In a JAMA editorial, Christiane Kuhl, MD, of the University of Bonn, Germany, pointed out the high personnel cost of ultrasound may render MRI the better bet. “Due to the amount of physician time screening ultrasound requires, it may be the most expensive of all breast imaging modalities,” she wrote.
In an interview, Dr. Berg countered that the overall price of MRI studies, including the cost of contrast agent, may tip the balance in favor of ultrasound.
She also noted that the ACRIN study has yielded materials to train specialized technologists in breast ultrasound. “Methods of automated breast ultrasound (where a series of images is obtained for later review) may solve many of these issues, but such technology requires further validation at this time,” she said.
The American Cancer Society has recommended MRI for certain women at very high risk of breast cancer, including known or suspected BRCA gene mutation carriers, Dr. Berg said. “If MRI is performed, ultrasound screening is not necessary,” she said..
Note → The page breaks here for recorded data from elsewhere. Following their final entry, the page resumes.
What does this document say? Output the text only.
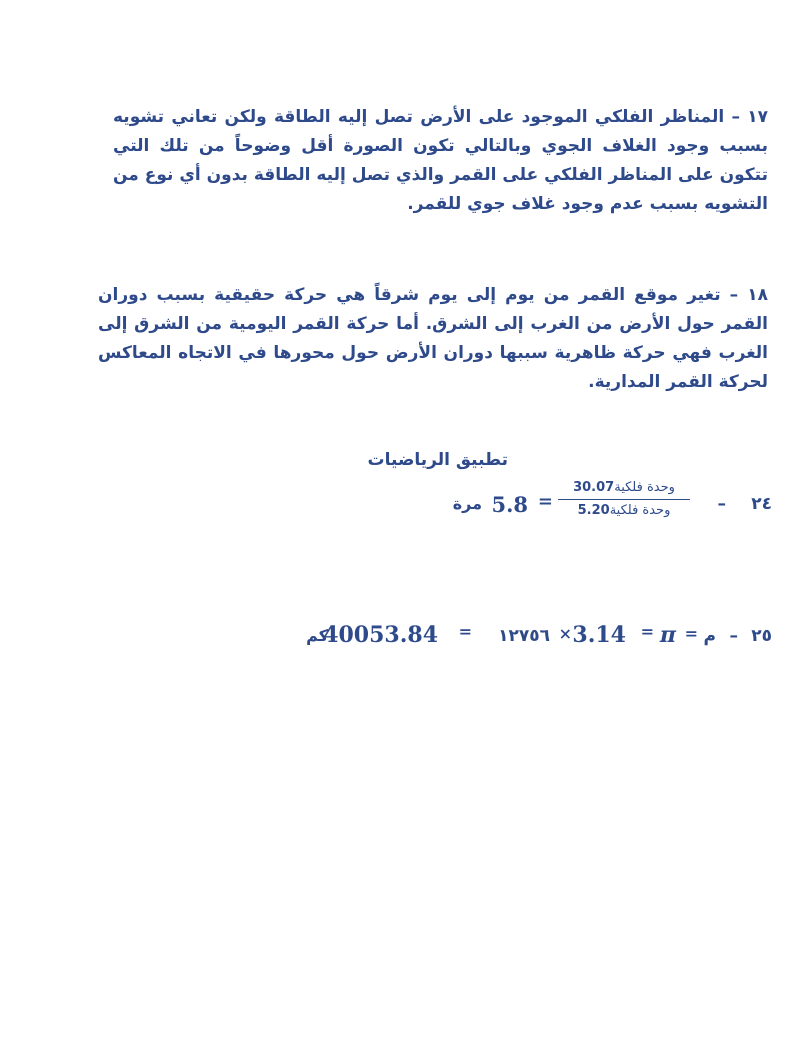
١٧ – المناظر الفلكي الموجود على الأرض تصل إليه الطاقة ولكن تعاني تشويه بسبب وجود الغلاف الجوي وبالتالي تكون الصورة أقل وضوحاً من تلك التي تتكون على المناظر الفلكي على القمر والذي تصل إليه الطاقة بدون أي نوع من التشويه بسبب عدم وجود غلاف جوي للقمر.

١٨ – تغير موقع القمر من يوم إلى يوم شرقاً هي حركة حقيقية بسبب دوران القمر حول الأرض من الغرب إلى الشرق. أما حركة القمر اليومية من الشرق إلى الغرب فهي حركة ظاهرية سببها دوران الأرض حول محورها في الاتجاه المعاكس لحركة القمر المدارية.

تطبيق الرياضيات
مرة 5.8 =
30.07وحدة فلكية
5.20وحدة فلكية	– ٢٤
كم
40053.84 = ١٢٧٥٦ × 3.14 = π = م – ٢٥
Based on their individual risk factors, she said, for many women, ultrasound may be a reasonable alternative to MRI, or MRI may not be available or tolerable. “MRI may not be warranted in some women with a personal history of breast cancer, prior atypical biopsy, dense breast tissue, or intermediate family history,” she said.
ACRIN 6666 participants concluded a third round of sonographic screening in March 2008. Many also will undergo breast MRI to compare all three modalities.